My mother tells me that somewhere in the murky waters of my genetic past, we are what she calls “French gipsy”.

I understand that to be a true Gitano, you must be Gitano on all four sides…meaning, all four of your grandparents must be full-blooded Gitano. I’m not fully Gitano on any sides, but the rhythm resides somewhere in my strands of DNA.

On warm summer Saturday night in an outdoor mountain venue, the Gipsy Kings plucked the strings to my soul.

And I danced.

Oh, did I dance…

Soot of a Most Sorrowful Kind

Over the weekend, I read on “Only in New Mexico that there had been a fire on the highest trestle bridge of the Cumbres & Toltec Scenic Railroad.

A Google search netting me an article in the Denver Post with a photograph of the fire on the Lobato Trestle that is both beautiful and heartbreaking.

The sadness immediately hit me in the heart. The Cumbres & Toltec railroad, billed as “America’s Highest & Longest Narrow Gauge Scenic Railroad,” holds a special place in my heart.

In fact, I did a post about my memories of the Cumbres & Toltec back in 2007. Looking back to that post, I rather enjoyed reading what I wrote, and I was filled with melancholy at the idea that the railroad won’t be running this summer due to the damage.

I believe that either New Mexico or Colorado, or both, will fix the bridge because the railroad is a big tourist draw. However, times are tough and money is tight.
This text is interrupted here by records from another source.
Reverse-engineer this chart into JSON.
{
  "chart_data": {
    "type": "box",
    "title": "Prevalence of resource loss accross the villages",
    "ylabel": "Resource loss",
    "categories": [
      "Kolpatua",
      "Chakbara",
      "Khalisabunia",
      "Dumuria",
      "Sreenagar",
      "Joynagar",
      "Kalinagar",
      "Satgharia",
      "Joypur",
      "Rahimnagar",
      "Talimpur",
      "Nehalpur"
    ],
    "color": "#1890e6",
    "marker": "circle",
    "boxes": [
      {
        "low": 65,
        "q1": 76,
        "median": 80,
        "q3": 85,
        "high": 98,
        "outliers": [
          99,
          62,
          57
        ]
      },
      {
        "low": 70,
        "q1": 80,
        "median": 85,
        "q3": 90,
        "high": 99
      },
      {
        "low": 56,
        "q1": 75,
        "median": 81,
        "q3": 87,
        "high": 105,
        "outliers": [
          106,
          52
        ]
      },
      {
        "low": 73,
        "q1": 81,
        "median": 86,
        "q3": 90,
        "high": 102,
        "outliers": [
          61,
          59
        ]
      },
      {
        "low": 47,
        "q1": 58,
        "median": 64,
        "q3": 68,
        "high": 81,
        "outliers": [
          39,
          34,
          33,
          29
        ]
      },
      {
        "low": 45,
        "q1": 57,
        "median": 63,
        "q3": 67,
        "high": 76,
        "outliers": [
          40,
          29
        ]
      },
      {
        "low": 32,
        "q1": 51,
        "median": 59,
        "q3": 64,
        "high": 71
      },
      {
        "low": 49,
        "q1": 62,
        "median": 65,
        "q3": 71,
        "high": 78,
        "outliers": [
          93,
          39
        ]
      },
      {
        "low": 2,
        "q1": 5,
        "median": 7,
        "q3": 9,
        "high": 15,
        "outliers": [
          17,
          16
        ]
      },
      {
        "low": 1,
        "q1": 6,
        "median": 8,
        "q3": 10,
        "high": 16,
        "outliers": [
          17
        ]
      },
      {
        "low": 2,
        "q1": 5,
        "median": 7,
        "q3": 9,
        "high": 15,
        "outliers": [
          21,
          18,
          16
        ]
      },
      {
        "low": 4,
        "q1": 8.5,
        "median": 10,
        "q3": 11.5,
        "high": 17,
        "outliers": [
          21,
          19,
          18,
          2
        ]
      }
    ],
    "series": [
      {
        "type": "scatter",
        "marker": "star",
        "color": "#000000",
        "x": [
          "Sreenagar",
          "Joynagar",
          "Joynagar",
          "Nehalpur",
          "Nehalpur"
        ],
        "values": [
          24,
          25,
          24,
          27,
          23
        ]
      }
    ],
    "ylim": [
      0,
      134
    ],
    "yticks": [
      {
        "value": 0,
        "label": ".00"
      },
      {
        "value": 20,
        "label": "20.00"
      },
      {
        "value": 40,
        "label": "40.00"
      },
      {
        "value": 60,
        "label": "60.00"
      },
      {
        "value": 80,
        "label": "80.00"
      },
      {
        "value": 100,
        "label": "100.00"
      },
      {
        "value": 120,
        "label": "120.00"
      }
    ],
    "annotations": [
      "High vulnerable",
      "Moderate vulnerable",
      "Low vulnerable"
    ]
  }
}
So who knows how long it might take before the Cumbres & Toltec is up and running again?

On his blog, Jim Baca was kind enough to post a couple family shots from his adventures on the Cumbres & Toltec.

Having recently semi-reorganized my rather vast pile of family photo albums, I did a dive into the memories and dug up a few photos of my own. There was a family trip back in August 1978, and I found a couple photos worth sharing.
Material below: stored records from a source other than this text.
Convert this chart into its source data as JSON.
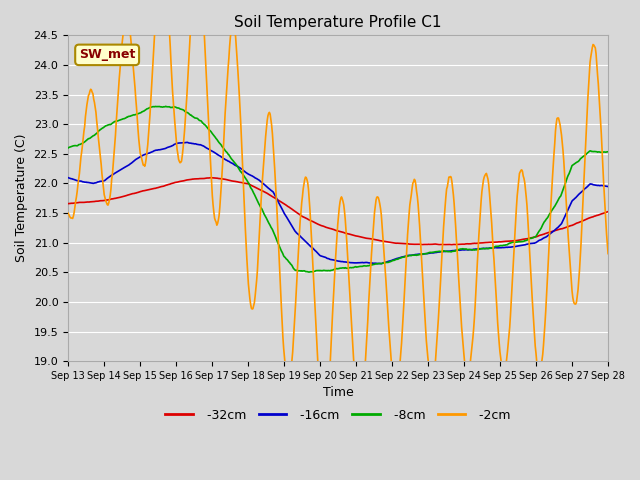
{
  "title": "Soil Temperature Profile C1",
  "xlabel": "Time",
  "ylabel": "Soil Temperature (C)",
  "ylim": [
    19.0,
    24.5
  ],
  "yticks": [
    19.0,
    19.5,
    20.0,
    20.5,
    21.0,
    21.5,
    22.0,
    22.5,
    23.0,
    23.5,
    24.0,
    24.5
  ],
  "bg_color": "#d8d8d8",
  "plot_bg_color": "#d8d8d8",
  "grid_color": "#ffffff",
  "annotation_label": "SW_met",
  "annotation_bg": "#ffffcc",
  "annotation_border": "#aa8800",
  "annotation_text_color": "#880000",
  "series": {
    "-32cm": {
      "color": "#dd0000",
      "linewidth": 1.2
    },
    "-16cm": {
      "color": "#0000cc",
      "linewidth": 1.2
    },
    "-8cm": {
      "color": "#00aa00",
      "linewidth": 1.2
    },
    "-2cm": {
      "color": "#ff9900",
      "linewidth": 1.2
    }
  },
  "x_labels": [
    "Sep 13",
    "Sep 14",
    "Sep 15",
    "Sep 16",
    "Sep 17",
    "Sep 18",
    "Sep 19",
    "Sep 20",
    "Sep 21",
    "Sep 22",
    "Sep 23",
    "Sep 24",
    "Sep 25",
    "Sep 26",
    "Sep 27",
    "Sep 28"
  ],
  "figsize": [
    6.4,
    4.8
  ],
  "dpi": 100,
  "red_xknots": [
    0,
    0.5,
    1,
    1.5,
    2,
    2.5,
    3,
    3.5,
    4,
    4.5,
    5,
    5.5,
    6,
    6.5,
    7,
    7.5,
    8,
    8.5,
    9,
    9.5,
    10,
    10.5,
    11,
    11.5,
    12,
    12.5,
    13,
    13.5,
    14,
    14.5,
    15
  ],
  "red_yknots": [
    21.65,
    21.68,
    21.72,
    21.78,
    21.85,
    21.92,
    22.02,
    22.08,
    22.1,
    22.05,
    22.0,
    21.85,
    21.65,
    21.45,
    21.3,
    21.2,
    21.12,
    21.05,
    21.0,
    20.98,
    20.97,
    20.97,
    20.98,
    21.0,
    21.02,
    21.05,
    21.1,
    21.2,
    21.3,
    21.42,
    21.52
  ],
  "blue_xknots": [
    0,
    0.3,
    0.7,
    1,
    1.3,
    1.7,
    2,
    2.3,
    2.7,
    3,
    3.3,
    3.7,
    4,
    4.3,
    4.7,
    5,
    5.3,
    5.7,
    6,
    6.3,
    6.7,
    7,
    7.3,
    7.7,
    8,
    8.3,
    8.7,
    9,
    9.5,
    10,
    10.5,
    11,
    11.5,
    12,
    12.5,
    13,
    13.3,
    13.7,
    14,
    14.5,
    15
  ],
  "blue_yknots": [
    22.1,
    22.05,
    22.0,
    22.05,
    22.18,
    22.32,
    22.45,
    22.52,
    22.6,
    22.68,
    22.7,
    22.65,
    22.55,
    22.42,
    22.28,
    22.15,
    22.05,
    21.85,
    21.5,
    21.2,
    20.95,
    20.78,
    20.72,
    20.68,
    20.65,
    20.65,
    20.65,
    20.7,
    20.78,
    20.82,
    20.85,
    20.88,
    20.9,
    20.92,
    20.95,
    21.0,
    21.1,
    21.3,
    21.7,
    22.0,
    21.95
  ],
  "green_xknots": [
    0,
    0.3,
    0.7,
    1,
    1.3,
    1.7,
    2,
    2.3,
    2.7,
    3,
    3.3,
    3.7,
    4,
    4.3,
    4.7,
    5,
    5.3,
    5.7,
    6,
    6.3,
    6.7,
    7,
    7.3,
    7.7,
    8,
    8.3,
    8.7,
    9,
    9.5,
    10,
    10.5,
    11,
    11.5,
    12,
    12.5,
    13,
    13.3,
    13.7,
    14,
    14.5,
    15
  ],
  "green_yknots": [
    22.6,
    22.65,
    22.8,
    22.95,
    23.05,
    23.12,
    23.2,
    23.28,
    23.3,
    23.28,
    23.2,
    23.05,
    22.85,
    22.6,
    22.3,
    22.0,
    21.65,
    21.2,
    20.75,
    20.55,
    20.5,
    20.52,
    20.55,
    20.58,
    20.6,
    20.62,
    20.65,
    20.7,
    20.78,
    20.82,
    20.85,
    20.88,
    20.9,
    20.95,
    21.0,
    21.1,
    21.4,
    21.8,
    22.3,
    22.55,
    22.55
  ],
  "orange_base_xknots": [
    0,
    0.5,
    1,
    1.5,
    2,
    2.5,
    3,
    3.5,
    4,
    4.5,
    5,
    5.5,
    6,
    6.5,
    7,
    7.5,
    8,
    8.5,
    9,
    9.5,
    10,
    10.5,
    11,
    11.5,
    12,
    12.5,
    13,
    13.5,
    14,
    14.5,
    15
  ],
  "orange_base_yknots": [
    22.1,
    22.5,
    22.8,
    23.3,
    23.8,
    24.0,
    24.2,
    24.0,
    23.5,
    22.8,
    22.0,
    21.3,
    20.7,
    20.2,
    19.9,
    19.85,
    19.9,
    20.0,
    20.2,
    20.3,
    20.4,
    20.4,
    20.45,
    20.5,
    20.5,
    20.5,
    20.55,
    21.0,
    21.8,
    22.5,
    22.3
  ],
  "orange_amp_xknots": [
    0,
    1,
    2,
    3,
    4,
    5,
    6,
    7,
    8,
    9,
    10,
    11,
    12,
    13,
    14,
    15
  ],
  "orange_amp_yknots": [
    0.7,
    1.2,
    1.5,
    1.8,
    2.0,
    2.0,
    2.0,
    2.0,
    1.8,
    1.7,
    1.7,
    1.7,
    1.7,
    1.8,
    2.0,
    1.8
  ]
}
As mentioned in my 2007 post, Captain Type A, also know as my dad, rousted us all early from our beds in the Apache pop up trailer we’d camped in the night before. I’m unclear why we were up so early, but it was, ostensibly, to go and catch the train.

Chama sits at 8,203 feet, so even on a nice day the mornings are rather chilly. Getting out of bed wasn’t the easiest of tasks that day.

I recall my dad being pretty excited and the rest of the family being…well. Um. Fairly excited?

Look at this happy group! (I’m the shortest one in the front.)

Man, is that a spouse and three kids that are LOVING the head of the household right now?

And also…helllooooooo seventies! How much denim is in that photo?

This is the station where the journey begins on the Chama side. That little figure huddled off to the right sitting on the wagon under the Chama sign is me.

Cold. Cranky. Waiting.

But I suppose there was a payoff. Once the sun came out and it warmed up and the train actually got moving…well heck, look at that face!

I’m diggin’ it!

I remember really having a lot of fun once we were actually on the train. The end point of the trip, Antonito, was a charming little tourist town. I thought it was big fun since I’m a longtime lover of souvenir and tchotchke shops!

We ended the day covered in soot and ash, tired but happy. It ended up being worth it, a fun family trip, even if the beginning was a little rough.

I’d like to think that the Cumbres & Toltec will get up and running again, because there are whole legions of children who haven’t yet been tortured by their early rising father at an elevation of eight thousand feet.